The government has launched a new consultation called the Draft Digital Government (Disclosure of Information)(Identity Verification Services) Regulations 2023. Anyone with an interest or views on identity verification services is invited to give their views on the consultation which is open until 1 March 2023.

The consultation follows the government’s commitment to improving the way that “data and information is shared and used across the public sector to deliver better, joined up services and exceptional outcomes for our citizens” and follows the The Digital Economy Act 2017 to “to introduce new data sharing gateways to support the delivery of key services” and support unlocking the “full benefits of a new government identity verification system, known as GOV.UK One Login.”

The consultation includes several case studies as to how individuals could benefit from the proposed single login (such as conveyancing and mortgages) as well as setting out the government’s position on adhering to data protection requirements. Once the consultation closes any new powers could be in force by October 2023.

ICO updates policies

Those responsible for data protection should be aware that the ICO has recently updated policies in relation to information that it makes public, including not just official Reprimands but also data regarding its complaints handling and investigations. Published under quarterly reviews, this will now include the nature of the issue reported to the ICO, the identity of the organisation (including in some cases the individual) under review, along with the outcome.
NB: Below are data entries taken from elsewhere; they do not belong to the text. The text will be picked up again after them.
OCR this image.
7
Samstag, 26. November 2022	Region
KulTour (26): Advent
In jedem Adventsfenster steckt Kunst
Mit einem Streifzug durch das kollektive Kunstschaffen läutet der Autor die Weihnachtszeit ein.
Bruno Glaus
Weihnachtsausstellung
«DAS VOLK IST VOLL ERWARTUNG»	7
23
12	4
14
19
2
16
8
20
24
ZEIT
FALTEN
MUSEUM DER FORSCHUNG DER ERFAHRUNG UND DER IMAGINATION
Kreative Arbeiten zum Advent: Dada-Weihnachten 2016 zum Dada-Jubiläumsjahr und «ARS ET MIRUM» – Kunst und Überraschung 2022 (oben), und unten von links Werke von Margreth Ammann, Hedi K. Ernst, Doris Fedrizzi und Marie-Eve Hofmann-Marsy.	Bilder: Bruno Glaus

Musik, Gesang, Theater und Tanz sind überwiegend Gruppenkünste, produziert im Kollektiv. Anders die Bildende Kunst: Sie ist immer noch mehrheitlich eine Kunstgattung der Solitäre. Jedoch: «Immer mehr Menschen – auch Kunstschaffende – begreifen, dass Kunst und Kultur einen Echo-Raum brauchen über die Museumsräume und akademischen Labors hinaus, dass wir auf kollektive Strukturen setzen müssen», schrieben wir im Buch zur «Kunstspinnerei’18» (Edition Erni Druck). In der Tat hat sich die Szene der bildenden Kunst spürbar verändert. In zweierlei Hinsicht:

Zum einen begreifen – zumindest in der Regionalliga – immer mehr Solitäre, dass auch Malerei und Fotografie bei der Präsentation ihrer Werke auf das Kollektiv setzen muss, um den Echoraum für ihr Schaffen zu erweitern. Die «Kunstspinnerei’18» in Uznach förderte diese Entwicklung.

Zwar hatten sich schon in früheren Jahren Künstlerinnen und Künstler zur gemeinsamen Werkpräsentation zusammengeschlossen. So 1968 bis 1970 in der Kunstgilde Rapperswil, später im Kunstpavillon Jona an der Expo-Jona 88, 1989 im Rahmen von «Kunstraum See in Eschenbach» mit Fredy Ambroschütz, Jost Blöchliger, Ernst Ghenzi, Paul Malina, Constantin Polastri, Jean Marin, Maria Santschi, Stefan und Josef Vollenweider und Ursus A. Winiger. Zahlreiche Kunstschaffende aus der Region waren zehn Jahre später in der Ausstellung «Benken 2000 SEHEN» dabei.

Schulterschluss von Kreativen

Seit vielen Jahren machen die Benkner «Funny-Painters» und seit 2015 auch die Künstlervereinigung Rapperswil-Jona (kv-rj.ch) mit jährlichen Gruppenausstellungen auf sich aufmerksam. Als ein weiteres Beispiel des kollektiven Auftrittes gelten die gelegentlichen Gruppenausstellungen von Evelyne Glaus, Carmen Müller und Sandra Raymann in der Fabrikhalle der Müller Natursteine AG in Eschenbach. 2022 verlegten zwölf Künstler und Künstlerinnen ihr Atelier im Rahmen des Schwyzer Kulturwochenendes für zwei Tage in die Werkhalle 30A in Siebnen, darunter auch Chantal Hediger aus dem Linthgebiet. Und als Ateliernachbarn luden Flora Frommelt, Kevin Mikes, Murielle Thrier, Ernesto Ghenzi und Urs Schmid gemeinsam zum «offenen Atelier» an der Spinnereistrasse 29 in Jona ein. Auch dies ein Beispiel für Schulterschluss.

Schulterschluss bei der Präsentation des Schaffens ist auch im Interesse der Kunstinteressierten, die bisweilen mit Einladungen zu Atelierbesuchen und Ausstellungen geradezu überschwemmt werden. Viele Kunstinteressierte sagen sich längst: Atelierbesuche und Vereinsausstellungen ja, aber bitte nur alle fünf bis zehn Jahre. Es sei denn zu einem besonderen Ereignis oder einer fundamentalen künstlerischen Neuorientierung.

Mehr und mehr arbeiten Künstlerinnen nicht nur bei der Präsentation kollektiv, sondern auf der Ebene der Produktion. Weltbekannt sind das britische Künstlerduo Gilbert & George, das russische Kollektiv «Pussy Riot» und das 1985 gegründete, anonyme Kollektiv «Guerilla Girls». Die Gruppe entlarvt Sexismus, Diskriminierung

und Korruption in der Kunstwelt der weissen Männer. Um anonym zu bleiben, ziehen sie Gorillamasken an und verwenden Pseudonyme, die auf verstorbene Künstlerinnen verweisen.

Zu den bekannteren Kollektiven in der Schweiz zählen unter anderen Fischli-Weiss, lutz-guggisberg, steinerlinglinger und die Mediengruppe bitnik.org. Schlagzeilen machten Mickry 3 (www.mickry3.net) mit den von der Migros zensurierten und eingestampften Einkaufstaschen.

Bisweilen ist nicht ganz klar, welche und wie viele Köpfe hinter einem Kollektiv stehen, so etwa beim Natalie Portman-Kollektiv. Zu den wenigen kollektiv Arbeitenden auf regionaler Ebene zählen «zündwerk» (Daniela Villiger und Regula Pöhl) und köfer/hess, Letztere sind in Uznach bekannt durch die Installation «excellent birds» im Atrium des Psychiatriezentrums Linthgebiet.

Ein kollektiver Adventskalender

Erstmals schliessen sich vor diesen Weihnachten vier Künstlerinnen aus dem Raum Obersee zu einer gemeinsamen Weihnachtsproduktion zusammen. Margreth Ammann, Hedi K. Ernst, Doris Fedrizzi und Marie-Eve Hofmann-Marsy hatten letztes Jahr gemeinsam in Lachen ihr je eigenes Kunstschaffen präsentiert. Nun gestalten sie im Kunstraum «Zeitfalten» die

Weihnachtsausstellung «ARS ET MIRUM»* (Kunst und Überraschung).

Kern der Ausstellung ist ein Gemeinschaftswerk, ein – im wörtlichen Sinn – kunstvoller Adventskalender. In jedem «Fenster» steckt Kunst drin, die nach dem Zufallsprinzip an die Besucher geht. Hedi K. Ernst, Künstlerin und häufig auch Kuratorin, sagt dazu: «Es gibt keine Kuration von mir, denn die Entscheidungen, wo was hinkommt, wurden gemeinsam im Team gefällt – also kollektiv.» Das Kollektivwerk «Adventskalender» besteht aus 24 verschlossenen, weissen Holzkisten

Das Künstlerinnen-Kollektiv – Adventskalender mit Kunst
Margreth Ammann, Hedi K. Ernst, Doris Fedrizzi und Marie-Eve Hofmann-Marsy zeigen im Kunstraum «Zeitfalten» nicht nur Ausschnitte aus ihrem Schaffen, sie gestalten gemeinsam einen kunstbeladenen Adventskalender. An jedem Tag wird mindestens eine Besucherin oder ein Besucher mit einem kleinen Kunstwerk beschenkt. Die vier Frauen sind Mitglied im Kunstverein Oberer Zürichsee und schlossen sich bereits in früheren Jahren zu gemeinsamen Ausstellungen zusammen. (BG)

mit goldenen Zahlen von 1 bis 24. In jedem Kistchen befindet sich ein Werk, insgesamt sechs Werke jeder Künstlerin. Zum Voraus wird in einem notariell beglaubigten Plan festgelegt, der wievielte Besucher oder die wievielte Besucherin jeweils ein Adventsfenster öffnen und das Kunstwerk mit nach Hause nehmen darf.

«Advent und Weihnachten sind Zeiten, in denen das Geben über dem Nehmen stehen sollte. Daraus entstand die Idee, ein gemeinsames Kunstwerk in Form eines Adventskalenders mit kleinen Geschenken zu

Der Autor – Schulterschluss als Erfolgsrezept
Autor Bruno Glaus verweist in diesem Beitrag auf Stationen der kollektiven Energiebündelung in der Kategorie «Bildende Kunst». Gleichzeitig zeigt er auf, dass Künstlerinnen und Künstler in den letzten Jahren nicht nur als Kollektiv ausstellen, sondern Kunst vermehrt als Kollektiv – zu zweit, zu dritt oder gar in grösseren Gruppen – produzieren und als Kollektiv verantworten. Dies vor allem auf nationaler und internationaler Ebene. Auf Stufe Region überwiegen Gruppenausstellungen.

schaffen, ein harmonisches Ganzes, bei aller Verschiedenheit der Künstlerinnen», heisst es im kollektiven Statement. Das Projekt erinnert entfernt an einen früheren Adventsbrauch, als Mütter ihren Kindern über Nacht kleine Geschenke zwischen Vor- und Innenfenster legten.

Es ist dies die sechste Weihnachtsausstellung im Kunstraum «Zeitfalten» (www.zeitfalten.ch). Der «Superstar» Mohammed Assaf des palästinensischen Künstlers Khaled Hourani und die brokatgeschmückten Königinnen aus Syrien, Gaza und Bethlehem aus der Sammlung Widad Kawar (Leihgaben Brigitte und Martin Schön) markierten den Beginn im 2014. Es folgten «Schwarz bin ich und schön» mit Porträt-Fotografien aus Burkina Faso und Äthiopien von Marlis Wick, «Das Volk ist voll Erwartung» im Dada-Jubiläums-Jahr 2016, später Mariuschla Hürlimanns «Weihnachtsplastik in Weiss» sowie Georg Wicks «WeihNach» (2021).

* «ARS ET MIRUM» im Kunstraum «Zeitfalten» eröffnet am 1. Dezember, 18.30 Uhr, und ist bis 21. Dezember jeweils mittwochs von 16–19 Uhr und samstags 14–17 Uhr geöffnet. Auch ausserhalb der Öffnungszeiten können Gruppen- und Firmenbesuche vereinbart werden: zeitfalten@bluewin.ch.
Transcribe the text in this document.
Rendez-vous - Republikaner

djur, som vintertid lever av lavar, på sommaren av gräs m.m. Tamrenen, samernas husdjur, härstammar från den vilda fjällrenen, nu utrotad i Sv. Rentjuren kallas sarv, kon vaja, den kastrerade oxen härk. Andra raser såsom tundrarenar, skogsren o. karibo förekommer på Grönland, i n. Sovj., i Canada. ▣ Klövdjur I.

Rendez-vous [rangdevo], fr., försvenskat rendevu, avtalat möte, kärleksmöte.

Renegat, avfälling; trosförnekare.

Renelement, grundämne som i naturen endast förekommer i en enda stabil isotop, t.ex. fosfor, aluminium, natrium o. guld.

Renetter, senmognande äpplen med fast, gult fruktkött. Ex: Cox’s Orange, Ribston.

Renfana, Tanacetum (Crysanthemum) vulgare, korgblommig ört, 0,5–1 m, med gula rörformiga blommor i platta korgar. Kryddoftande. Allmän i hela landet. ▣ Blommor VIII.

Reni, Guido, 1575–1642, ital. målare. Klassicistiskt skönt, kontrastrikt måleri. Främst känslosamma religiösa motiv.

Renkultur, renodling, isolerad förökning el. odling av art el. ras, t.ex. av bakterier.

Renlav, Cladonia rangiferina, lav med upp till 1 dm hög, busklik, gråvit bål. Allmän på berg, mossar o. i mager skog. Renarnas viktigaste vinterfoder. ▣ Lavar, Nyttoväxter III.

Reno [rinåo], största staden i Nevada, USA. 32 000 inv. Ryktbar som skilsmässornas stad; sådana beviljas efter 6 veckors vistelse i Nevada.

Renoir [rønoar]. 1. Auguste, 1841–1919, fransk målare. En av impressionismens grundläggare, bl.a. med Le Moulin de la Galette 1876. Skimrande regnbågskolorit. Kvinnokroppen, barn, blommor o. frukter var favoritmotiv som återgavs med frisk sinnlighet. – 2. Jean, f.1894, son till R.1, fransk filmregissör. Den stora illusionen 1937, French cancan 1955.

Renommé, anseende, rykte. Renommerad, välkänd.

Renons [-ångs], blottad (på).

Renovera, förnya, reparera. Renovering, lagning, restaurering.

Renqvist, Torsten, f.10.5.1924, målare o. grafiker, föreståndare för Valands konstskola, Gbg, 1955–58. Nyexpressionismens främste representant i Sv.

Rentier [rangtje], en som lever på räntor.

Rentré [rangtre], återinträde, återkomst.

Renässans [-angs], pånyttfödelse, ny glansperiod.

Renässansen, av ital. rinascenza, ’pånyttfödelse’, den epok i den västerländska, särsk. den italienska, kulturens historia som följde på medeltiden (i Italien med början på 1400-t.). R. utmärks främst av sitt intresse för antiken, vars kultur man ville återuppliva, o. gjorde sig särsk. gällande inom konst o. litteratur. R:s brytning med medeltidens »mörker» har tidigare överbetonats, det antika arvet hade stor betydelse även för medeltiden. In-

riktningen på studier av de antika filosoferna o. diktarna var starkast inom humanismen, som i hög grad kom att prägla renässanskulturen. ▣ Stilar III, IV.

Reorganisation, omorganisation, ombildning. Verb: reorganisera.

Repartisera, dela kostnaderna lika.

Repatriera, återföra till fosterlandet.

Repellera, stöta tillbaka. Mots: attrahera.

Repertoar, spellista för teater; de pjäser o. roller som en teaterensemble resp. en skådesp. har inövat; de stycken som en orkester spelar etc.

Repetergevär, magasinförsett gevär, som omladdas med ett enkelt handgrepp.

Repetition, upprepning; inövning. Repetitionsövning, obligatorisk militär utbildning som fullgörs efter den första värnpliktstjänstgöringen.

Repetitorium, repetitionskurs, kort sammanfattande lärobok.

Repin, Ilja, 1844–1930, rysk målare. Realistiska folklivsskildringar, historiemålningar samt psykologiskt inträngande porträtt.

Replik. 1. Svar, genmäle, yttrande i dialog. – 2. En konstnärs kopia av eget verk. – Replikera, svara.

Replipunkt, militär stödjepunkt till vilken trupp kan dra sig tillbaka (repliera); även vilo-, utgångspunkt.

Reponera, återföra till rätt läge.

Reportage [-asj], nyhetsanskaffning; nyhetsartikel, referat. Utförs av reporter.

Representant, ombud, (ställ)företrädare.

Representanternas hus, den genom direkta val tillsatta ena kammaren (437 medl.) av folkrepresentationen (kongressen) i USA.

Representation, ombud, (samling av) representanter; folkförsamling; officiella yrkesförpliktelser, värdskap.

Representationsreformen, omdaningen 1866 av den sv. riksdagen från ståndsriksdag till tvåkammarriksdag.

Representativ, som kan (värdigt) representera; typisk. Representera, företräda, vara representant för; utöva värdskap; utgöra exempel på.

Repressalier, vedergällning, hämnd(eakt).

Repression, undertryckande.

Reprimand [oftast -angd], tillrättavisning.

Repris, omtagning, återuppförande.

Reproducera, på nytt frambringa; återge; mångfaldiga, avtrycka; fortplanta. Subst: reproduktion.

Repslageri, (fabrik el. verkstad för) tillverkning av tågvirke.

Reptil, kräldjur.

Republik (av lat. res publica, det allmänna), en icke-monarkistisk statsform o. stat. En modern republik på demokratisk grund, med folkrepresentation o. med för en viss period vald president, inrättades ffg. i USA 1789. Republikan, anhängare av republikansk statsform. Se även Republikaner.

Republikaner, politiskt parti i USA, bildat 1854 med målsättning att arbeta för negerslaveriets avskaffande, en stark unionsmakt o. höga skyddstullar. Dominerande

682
This information is published in relation to various categories including ‘Personal data breaches self-reported by the organisation concerned’ which in practice means that organisations will need to carefully consider any future self-referrals to the ICO and implications this may have in terms of reputation as this may bring new weight to the already careful balancing act as to whether self-reporting is necessary. 

Additionally, organisations will want to be aware that another category is ‘Complaints from members of the public about breaches of data protection laws and regulations’ which leaves organisations potentially vulnerable both to malicious reporting and also to blackmail-type scenarios where going public might be threatened.